As Geyser Petals operates solely within the UK, we primarily process and store your personal data within the European Economic Area (EEA). If any of our service providers are located outside the EEA, we ensure that appropriate safeguards are in place to protect your data in accordance with GDPR, such as standard contractual clauses or reliance on adequacy decisions.

5. Data Retention

We retain your personal data only for as long as necessary to fulfil the purposes for which it was collected, including for the purposes of satisfying any legal, accounting, or reporting requirements.
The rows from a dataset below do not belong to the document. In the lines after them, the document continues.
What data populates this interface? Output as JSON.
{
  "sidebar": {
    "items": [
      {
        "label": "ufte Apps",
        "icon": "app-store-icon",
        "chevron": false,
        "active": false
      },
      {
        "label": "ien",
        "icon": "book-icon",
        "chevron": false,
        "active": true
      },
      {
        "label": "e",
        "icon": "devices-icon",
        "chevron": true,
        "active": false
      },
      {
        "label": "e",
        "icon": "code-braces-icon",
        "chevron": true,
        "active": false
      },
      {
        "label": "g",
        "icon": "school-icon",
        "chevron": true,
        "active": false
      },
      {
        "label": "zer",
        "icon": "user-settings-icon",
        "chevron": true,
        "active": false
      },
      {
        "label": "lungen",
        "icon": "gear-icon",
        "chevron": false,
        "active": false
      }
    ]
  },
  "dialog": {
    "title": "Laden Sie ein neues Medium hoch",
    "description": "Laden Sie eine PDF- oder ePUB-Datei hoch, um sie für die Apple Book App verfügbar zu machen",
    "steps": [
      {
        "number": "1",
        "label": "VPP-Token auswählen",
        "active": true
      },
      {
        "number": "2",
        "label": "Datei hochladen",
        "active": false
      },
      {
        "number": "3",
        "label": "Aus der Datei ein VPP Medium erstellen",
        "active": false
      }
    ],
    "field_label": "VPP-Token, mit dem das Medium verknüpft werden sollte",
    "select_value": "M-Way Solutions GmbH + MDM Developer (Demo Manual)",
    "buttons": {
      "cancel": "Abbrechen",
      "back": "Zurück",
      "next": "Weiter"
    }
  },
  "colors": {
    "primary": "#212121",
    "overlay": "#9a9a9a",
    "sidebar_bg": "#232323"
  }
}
To determine the appropriate retention period for personal data, we consider the amount, nature, and sensitivity of the personal data, the potential risk of harm from unauthorised use or disclosure of your personal data, the purposes for which we process your personal data and whether we can achieve those purposes through other means, and the applicable legal requirements.

6. Your Data Protection Rights (GDPR)

Under GDPR, you have the following rights regarding your personal data:

The Right to Access: You have the right to request copies of your personal data.
The Right to Rectification: You have the right to request that we correct any information you believe is inaccurate or complete information you believe is incomplete.
The Right to Erasure: You have the right to request that we erase your personal data, under certain conditions.
The Right to Restrict Processing: You have the right to request that we restrict the processing of your personal data, under certain conditions.
The Right to Object to Processing: You have the right to object to our processing of your personal data, under certain conditions.
The Right to Data Portability: You have the right to request that we transfer the data that we have collected to another organization, or directly to you, under certain conditions.
The Right to Withdraw Consent: Where we rely on your consent to process your personal data, you have the right to withdraw that consent at any time.

To exercise any of these rights, please contact us using the details provided below.

7. Security Measures

We implement appropriate technical and organisational measures to protect your personal data from accidental loss, unauthorised access, use, alteration, or disclosure. We regularly review our security procedures to ensure they remain effective and proportionate to the risks involved.

8. Changes to This Privacy Policy

We may update this Privacy Policy from time to time to reflect changes in our practices or for other operational, legal, or regulatory reasons. We will notify you of any significant changes by posting the new Privacy Policy on this page. We encourage you to review this Privacy Policy periodically for any updates.

9. Contact Us

If you have any questions or concerns about this Privacy Policy or our data practices, or if you wish to exercise your data protection rights, please contact us at:

Geyser Petals

14 Geothermal Way,

Clifton Street,

Suite 3B,

Bristol, England, BS8 4GY, UK

We will respond to your request in accordance with applicable data protection laws. You also have the right to lodge a complaint with the Information Commissioner's Office (ICO), the UK supervisory authority for data protection issues.